Lotteria scontrini: le faq con le regole sulle spese escluse

 

Chiarimenti Fisco Lotteria scontriniLe principali novità e le risposte alle domande più frequenti relative alla lotteria degli scontrini: il concorso a premi gratuito introdotto dal Governo per incentivare gli acquisti.

Lotteria degli scontrini: regole e premi dell'estrazione 2021

Dal primo febbraio è ufficialmente partita la lotteria degli scontrini, ma per partecipare alle estrazioni ci sono regole precise da seguire.

A poco più di una settimana dall'avvio, sono apparse sul sito le nuove faq dell'Agenzia delle Entrate che spiegano in quali casi gli scontrini sono esclusi dalla riffa di Stato. 

Cos'è la lotteria degli scontrini?

Prevista dalla legge di Bilancio 2020, la lotteria degli scontrini è legata a doppio filo con il provvedimento relativo allo scontrino elettronico, ed è volta sia a incentivare i pagamenti cashless, che a contenere l’evasione fiscale. 

Il gioco è aperto alle persone fisiche, maggiorenni e residenti anagraficamente in Italia che acquistano beni o servizi fuori dall’esercizio di attività d’impresa, arte o professione presso commercianti e artigiani che trasmettono telematicamente i corrispettivi al Fisco. 

Per poter partecipare all'iniziativa è necessario esibire al negoziante, al momento dell’acquisto e senza obbligo di identificazione, il codice lotteria: una chiave di accesso alfanumerica di 8 caratteri che si potrà ottenere inserendo il proprio codice fiscale sul portale della lotteria. I codici potranno essere stampati su carta o salvati su un proprio dispositivo digitale per essere controllati e acquisiti dall’esercente.

Quali sono gli acquisti esclusi?

Non tutti gli acquisti e i pagamenti permettono di ottenere i biglietti virtuali con cui poi partecipare alle estrazioni dei premi settimanali, mensili e annuali. 

I principali presupposti per accedere alla lotteria degli scontrini prevedono che le spese siano effettuate in maniera elettronica e tracciabile (carte, bancomat e app); che l’esercente sia abilitato per poter aderire alla riffa di Stato; e che è gli acquisti abbiano un valore superiore a un euro.

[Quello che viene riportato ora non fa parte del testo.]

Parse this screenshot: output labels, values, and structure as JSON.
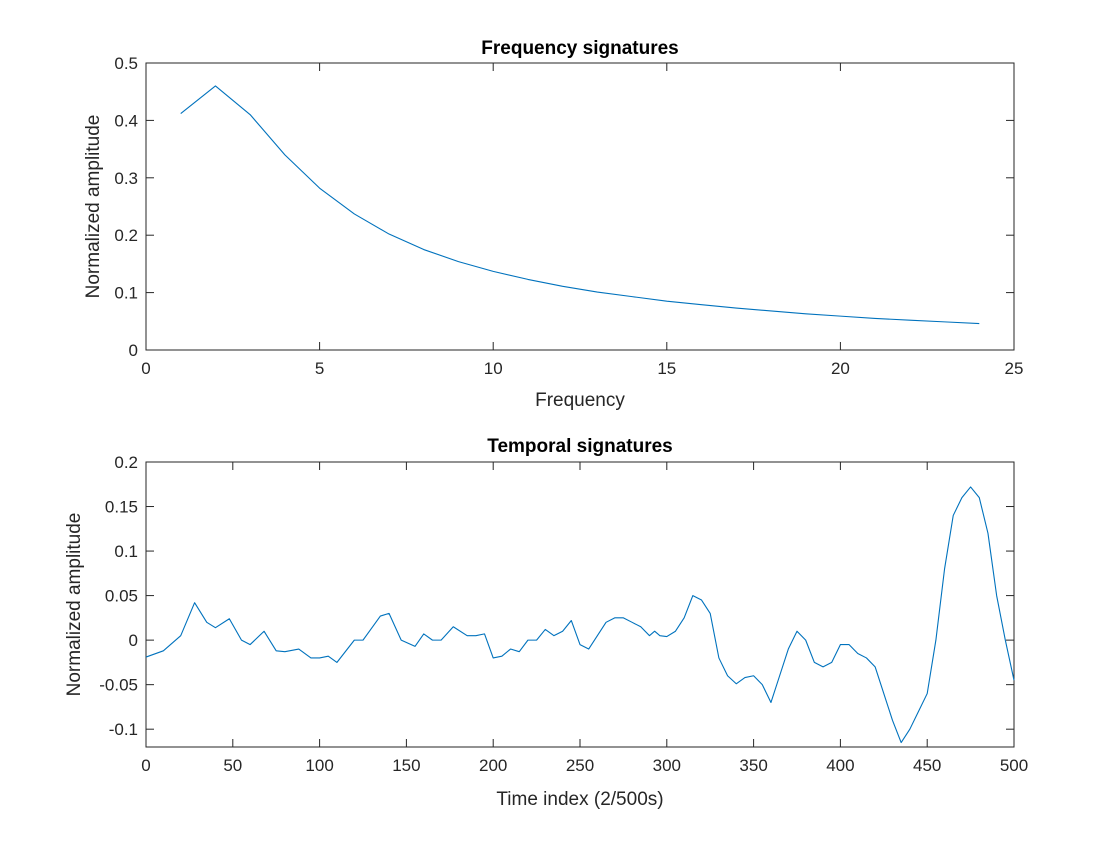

Tuttavia, ci sono alcuni acquisti che, indipendentemente dalla cifra spesa, non rientrano comunque nella lotteria e sono:

  • quelli effettuati attraverso fatture elettroniche e in cui si comunica il codice fiscale;
  • quelli in cui si comunica il codice fiscale perché soggetti a detrazioni fiscali, come per i farmaci;
  • i pagamenti online;
  • i pagamenti effettuati nei tabacchi.

Ci sono poi una serie di prodotti e servizi che sono esclusi dalla riffa di Stato, come:

  • i pagamenti per l’esercizio di attività di impresa, arte o professioni;
  • i biglietti di cinema, teatro e musei;
  • le spedizioni postali;
  • le spese per il carburante;
  • l’acquisto dei quotidiani e delle riviste;
  • i servizi di mensa;
  • i ticket parcheggio

Agenzia Entrate: trasmissione dei dati e codice lotteria

Con provvedimento n. 351449 dell'11 novembre 2020 , l'Agenzia delle Entrate ha esteso la possibilità ai soggetti tenuti alla trasmissione al Sistema Tessera Sanitaria di inviare i corrispettivi validi per le estrazioni della lotteria degli scontrini, chiarendo che il soggetto, in sede di emissione dello scontrino, deve aver richiesto l’indicazione del codice lotteria in alternativa al codice fiscale.